Dari sisi investment potential, data ROIC di atas juga menjadi pertanda kuat kalau tidak ada alasan bagus untuk expect harga saham POWR jauh di atas book value (net capital). Dari estimasi saya, nilai net capital POWR per share ini di kisaran 580 – 680 per share. Harga saham POWR saat ini di 730/share. Bahkan dalam kondisi normal, saya tidak bisa melihat bagaimana harga POWR saat ini menjadikannya attractive investment.
And it’s likely to get worse.
Kembali ke konteks economic di awal untuk melihat kemungkinan apa yang akan terjadi ke depan untuk POWR. Periode kenaikan suku bunga di tengah bull-run komoditas (dimana kita masih di fase awal) akan menghantam consumer dengan keras. Di masa seperti itu, kompleks industri juga akan mengurangi output. Keduanya berarti kontraksi demand untuk listrik. Kenaikan raw materials di tengah kontraksi demand hampir memastikan gross margin POWR akan berkurang. Ini karena regulasi akan menghalangi POWR untuk mempass-on kenaikan raw materials.
Raw materials POWR berasa dari nat gas dan batu-bara. Sejauh ini porsi nat-gas masih dominan. Ini bagus untuk stabilitas margin POWR karena pemasok nat gas POWR adalah Pertamina dan PGAS yang harganya juga teregulasi. Berbeda halnya dengan coal. Supplier coal seperti Adaro mencharge POWR dengan mengikuti harga market. Kenyataan kalau gross margin POWR masih stabil di tahun 2021-2022 menunjukan demand listrik yang kuat – untuk saat ini.
*Data gross margin di atas adalah estimasi karena POWR mengubah item income statementnya di tahun 2022 sehingga tidak menampilkan gross margin.
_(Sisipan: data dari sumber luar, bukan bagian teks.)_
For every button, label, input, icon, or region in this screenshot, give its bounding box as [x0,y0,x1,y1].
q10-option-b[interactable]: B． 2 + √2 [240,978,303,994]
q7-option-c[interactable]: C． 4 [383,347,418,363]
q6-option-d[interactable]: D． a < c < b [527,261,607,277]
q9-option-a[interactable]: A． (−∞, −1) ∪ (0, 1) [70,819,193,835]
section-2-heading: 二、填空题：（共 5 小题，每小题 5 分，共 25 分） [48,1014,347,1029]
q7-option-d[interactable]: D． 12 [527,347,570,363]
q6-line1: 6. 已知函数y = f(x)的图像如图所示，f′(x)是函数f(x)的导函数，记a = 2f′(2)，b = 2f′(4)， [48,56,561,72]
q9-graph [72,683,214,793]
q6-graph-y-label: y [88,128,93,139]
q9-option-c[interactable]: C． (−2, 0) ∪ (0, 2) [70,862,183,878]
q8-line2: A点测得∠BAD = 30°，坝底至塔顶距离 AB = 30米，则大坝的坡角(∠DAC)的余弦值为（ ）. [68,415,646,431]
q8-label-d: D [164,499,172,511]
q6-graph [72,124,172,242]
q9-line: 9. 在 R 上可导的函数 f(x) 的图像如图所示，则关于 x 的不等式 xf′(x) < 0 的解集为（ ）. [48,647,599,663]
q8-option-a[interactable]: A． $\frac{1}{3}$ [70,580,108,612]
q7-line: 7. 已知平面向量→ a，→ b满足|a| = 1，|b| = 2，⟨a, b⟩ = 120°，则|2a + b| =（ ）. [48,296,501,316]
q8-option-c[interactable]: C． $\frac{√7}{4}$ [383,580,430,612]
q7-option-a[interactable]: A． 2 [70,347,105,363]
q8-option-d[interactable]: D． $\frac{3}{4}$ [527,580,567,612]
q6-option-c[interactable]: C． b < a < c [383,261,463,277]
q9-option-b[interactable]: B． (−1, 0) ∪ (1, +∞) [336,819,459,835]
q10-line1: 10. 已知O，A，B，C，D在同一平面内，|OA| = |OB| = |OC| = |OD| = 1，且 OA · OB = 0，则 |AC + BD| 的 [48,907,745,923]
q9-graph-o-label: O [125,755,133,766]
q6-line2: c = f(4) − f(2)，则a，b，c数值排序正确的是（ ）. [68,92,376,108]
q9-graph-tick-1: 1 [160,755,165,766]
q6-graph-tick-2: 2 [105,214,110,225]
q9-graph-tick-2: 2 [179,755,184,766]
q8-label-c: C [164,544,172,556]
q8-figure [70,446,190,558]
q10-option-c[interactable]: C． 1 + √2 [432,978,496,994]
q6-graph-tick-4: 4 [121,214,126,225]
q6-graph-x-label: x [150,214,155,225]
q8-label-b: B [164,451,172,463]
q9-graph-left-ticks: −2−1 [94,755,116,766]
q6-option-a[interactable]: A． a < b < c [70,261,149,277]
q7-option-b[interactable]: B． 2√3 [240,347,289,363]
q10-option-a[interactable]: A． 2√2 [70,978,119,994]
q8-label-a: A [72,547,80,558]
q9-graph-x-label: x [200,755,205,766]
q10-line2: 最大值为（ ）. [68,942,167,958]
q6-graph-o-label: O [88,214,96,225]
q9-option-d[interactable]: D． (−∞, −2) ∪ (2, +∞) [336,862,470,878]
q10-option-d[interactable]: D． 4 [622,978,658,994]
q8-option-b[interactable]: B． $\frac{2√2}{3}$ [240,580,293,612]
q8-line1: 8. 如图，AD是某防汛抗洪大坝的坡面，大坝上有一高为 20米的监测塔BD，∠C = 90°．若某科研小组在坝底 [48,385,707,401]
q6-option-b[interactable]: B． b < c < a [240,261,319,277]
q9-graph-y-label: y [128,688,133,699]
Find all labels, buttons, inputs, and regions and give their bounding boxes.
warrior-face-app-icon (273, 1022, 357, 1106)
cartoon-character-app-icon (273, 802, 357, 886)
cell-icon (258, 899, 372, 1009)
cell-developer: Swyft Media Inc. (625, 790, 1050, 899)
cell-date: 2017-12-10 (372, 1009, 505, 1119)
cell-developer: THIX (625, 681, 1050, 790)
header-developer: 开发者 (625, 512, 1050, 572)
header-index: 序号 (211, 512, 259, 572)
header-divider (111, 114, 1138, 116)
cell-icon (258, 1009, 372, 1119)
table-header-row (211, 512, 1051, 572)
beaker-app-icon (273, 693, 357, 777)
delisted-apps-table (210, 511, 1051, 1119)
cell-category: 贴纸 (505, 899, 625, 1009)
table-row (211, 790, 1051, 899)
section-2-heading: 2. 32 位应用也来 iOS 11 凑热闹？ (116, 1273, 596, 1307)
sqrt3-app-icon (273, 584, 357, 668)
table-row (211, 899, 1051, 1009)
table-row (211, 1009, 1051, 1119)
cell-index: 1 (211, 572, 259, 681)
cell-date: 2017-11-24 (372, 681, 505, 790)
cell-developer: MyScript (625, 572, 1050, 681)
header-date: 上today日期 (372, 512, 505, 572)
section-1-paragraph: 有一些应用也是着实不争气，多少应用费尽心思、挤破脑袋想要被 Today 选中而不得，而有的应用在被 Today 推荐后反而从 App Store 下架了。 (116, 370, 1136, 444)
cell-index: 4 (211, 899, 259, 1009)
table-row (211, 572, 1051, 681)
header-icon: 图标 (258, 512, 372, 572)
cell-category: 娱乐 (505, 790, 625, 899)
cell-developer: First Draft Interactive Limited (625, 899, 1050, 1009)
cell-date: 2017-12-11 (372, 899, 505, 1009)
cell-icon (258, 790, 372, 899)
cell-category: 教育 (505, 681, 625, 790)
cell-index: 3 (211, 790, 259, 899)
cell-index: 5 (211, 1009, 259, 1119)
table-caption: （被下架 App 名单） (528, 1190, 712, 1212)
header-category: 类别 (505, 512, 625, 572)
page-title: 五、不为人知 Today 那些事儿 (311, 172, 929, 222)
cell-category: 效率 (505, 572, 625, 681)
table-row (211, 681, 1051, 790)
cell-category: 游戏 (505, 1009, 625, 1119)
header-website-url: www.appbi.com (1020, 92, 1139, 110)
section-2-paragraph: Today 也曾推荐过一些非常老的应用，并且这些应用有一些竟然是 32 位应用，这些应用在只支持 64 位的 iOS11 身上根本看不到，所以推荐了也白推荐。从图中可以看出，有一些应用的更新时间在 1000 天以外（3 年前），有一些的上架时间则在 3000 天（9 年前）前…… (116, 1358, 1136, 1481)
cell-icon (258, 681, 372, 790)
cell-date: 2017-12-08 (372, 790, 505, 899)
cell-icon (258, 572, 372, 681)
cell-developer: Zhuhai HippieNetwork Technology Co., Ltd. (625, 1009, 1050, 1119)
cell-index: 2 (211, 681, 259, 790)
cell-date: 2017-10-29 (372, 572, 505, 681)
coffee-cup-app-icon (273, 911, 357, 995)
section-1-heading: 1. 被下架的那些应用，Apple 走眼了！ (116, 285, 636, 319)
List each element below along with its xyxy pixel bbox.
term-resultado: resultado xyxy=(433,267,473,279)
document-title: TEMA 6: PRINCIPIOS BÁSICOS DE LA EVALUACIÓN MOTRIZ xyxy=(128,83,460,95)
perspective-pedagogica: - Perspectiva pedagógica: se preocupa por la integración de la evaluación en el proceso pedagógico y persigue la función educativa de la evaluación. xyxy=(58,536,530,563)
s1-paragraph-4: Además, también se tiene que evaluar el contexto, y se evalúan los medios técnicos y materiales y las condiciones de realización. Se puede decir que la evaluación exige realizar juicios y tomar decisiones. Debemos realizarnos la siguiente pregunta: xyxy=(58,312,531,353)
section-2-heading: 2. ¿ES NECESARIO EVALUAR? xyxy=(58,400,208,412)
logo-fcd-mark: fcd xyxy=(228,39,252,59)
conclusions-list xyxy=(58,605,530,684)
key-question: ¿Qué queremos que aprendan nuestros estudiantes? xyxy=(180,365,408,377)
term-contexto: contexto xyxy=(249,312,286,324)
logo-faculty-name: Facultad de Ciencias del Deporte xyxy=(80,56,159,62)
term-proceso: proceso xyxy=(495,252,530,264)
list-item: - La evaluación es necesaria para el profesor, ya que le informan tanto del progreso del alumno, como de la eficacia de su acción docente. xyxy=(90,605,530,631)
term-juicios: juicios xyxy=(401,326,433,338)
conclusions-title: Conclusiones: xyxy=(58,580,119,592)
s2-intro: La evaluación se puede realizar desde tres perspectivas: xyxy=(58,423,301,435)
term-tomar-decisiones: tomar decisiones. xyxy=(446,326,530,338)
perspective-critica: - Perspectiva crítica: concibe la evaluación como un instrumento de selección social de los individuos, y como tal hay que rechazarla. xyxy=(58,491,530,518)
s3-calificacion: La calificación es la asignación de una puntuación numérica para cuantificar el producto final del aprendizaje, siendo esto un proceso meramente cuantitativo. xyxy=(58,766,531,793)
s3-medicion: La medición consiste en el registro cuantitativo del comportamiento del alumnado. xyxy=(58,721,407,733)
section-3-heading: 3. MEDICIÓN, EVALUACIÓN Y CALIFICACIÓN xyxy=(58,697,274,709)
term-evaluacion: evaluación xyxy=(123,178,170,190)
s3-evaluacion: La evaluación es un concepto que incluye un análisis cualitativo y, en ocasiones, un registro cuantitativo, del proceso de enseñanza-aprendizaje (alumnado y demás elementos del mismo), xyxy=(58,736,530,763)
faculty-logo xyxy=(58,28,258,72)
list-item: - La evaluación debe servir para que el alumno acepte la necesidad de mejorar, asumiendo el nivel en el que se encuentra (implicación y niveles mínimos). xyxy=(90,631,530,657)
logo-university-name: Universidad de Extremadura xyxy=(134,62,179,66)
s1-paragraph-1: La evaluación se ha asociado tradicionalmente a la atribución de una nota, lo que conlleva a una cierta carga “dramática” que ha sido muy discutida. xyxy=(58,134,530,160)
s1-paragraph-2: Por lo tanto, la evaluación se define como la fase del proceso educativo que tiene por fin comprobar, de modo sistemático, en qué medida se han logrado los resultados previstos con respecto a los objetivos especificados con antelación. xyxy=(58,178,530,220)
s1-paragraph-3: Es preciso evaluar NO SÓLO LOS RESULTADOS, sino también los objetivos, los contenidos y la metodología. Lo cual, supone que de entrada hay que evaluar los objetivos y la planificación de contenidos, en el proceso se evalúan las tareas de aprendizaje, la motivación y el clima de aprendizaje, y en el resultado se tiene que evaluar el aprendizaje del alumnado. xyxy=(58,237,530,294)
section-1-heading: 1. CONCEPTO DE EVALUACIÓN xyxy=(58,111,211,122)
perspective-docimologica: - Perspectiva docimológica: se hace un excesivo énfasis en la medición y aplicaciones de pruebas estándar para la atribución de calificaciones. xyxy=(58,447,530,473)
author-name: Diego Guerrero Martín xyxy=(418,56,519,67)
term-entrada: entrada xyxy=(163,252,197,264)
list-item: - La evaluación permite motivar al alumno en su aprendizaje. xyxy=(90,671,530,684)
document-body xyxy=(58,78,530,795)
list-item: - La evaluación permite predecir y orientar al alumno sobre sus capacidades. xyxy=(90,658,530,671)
Estimasi COGS di tahun 2021 – Q2 2023 meliputi fuel expense, depreciation, dan repair and maintenance.
Chart Analysis: A Repeat of 2022
POWR saat ini kelihatannya mengikuti key angle/trendline yang sama dengan yang terjadi di pertengahan 2022. Indikator composite juga menunjukan karakteristik yang sama dengan membentuk lower peak/divergence.
Seandainya POWR menembus trendline ini, expect kejatuhan yang kuat dan menjadi awal bear market.
Extra Note
Dari analisa geometri yang saya lakukan (meliputi trendline di atas – alasan mengapa saya percaya trendline di atas sangat penting), saya menemukan kalau level 830 sangat penting di POWR. Seandainya POWR tidak break trendline di atas, ada kemungkinan POWR bisa mencapai 830 terlebih dahulu. Saya pikir kemungkinan itu memiliki low probability. 830 akan dicapai kembali oleh POWR ketika saatnya nanti economic recovery membawa fase bull market. Tidak dalam waktu dekat. Sebelum itu terjadi saya pikir ada good probability kalau POWR membentuk historic low terlebih dahulu.